Single by Commodores

from the album Hot on the Tracks
- B-side: "Cebu"
- Released: November 18, 1976
- Recorded: 1976, Motown
- Genre: R&B, funk
- Length: 3:40
- Label: Motown
- Songwriters: Ronald LaPread, Lionel Richie
- Producer: James Anthony Carmichael

Commodores singles chronology
| "Just to Be Close to You" (1976) | "Fancy Dancer" (1976) | "Easy" (1977) |

= Fancy Dancer (song) =

"Fancy Dancer" is a song by American funk/R&B band Commodores, released as a single in 1977 on Motown Records.
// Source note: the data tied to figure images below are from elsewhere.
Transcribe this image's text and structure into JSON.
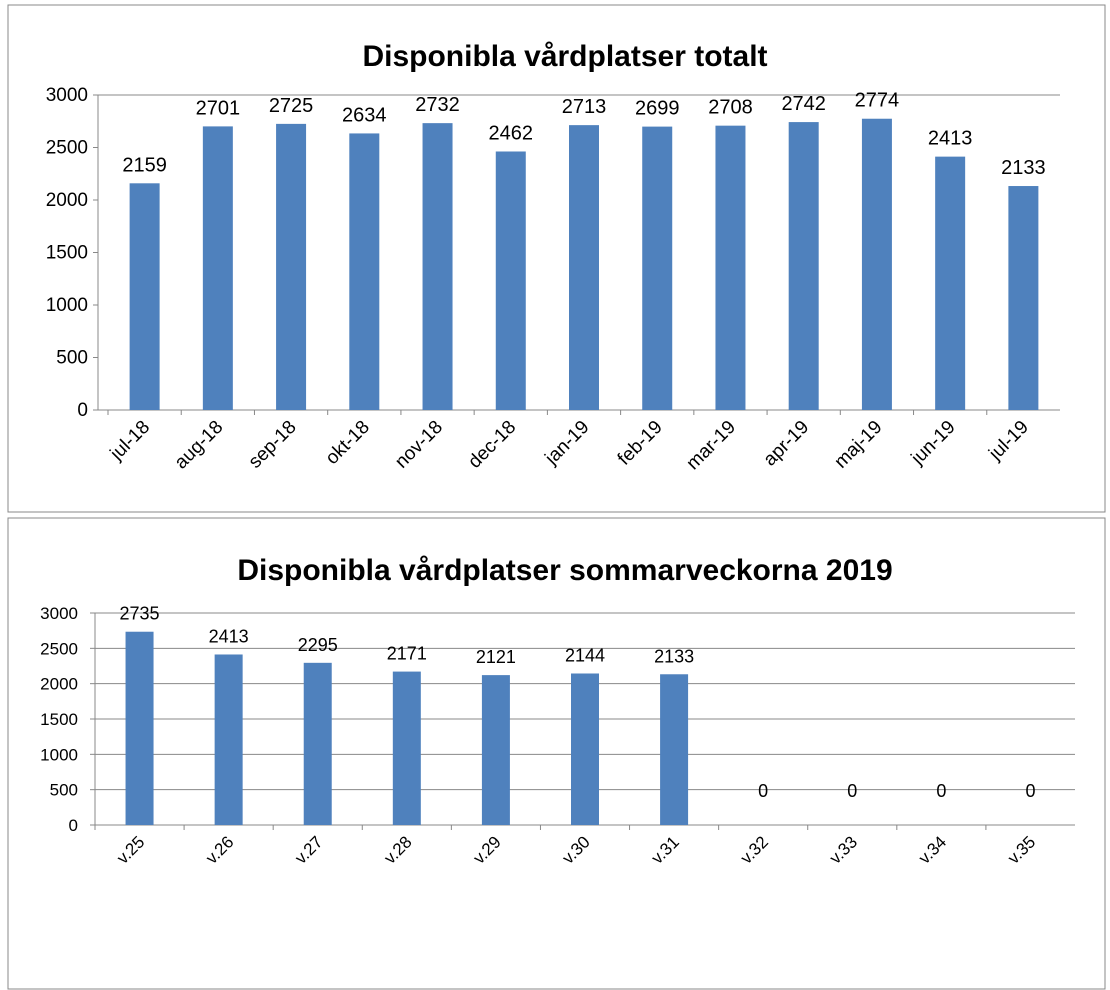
{
  "chart_data": [
    {
      "type": "bar",
      "title": "Disponibla vårdplatser totalt",
      "categories": [
        "jul-18",
        "aug-18",
        "sep-18",
        "okt-18",
        "nov-18",
        "dec-18",
        "jan-19",
        "feb-19",
        "mar-19",
        "apr-19",
        "maj-19",
        "jun-19",
        "jul-19"
      ],
      "values": [
        2159,
        2701,
        2725,
        2634,
        2732,
        2462,
        2713,
        2699,
        2708,
        2742,
        2774,
        2413,
        2133
      ],
      "color": "#4f81bd",
      "ylim": [
        0,
        3000
      ],
      "yticks": [
        0,
        500,
        1000,
        1500,
        2000,
        2500,
        3000
      ],
      "grid": false
    },
    {
      "type": "bar",
      "title": "Disponibla vårdplatser sommarveckorna 2019",
      "categories": [
        "v.25",
        "v.26",
        "v.27",
        "v.28",
        "v.29",
        "v.30",
        "v.31",
        "v.32",
        "v.33",
        "v.34",
        "v.35"
      ],
      "values": [
        2735,
        2413,
        2295,
        2171,
        2121,
        2144,
        2133,
        0,
        0,
        0,
        0
      ],
      "color": "#4f81bd",
      "ylim": [
        0,
        3000
      ],
      "yticks": [
        0,
        500,
        1000,
        1500,
        2000,
        2500,
        3000
      ],
      "grid": true
    }
  ]
}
The song peaked at No. 9 on the US Billboard Hot Soul Singles chart and No. 39 on the US Billboard Hot 100 chart.

==Critical reception==
Jason Elias of AllMusic remarked, "With a hot woman as its muse, "Fancy Dancer" has a sound and arrangement that's the aural equivalent of the woman gyrating on the dancefloor. This track, like most of their pre-1981 funkier tracks, seemed to embody a randy nature, different than the Bar-Keys but just as potent in a relaxed and adventurous way".

Alex Petridis of The Guardian commented, "it's less celebrated than Brick House, but just as funky, in a low-slung way."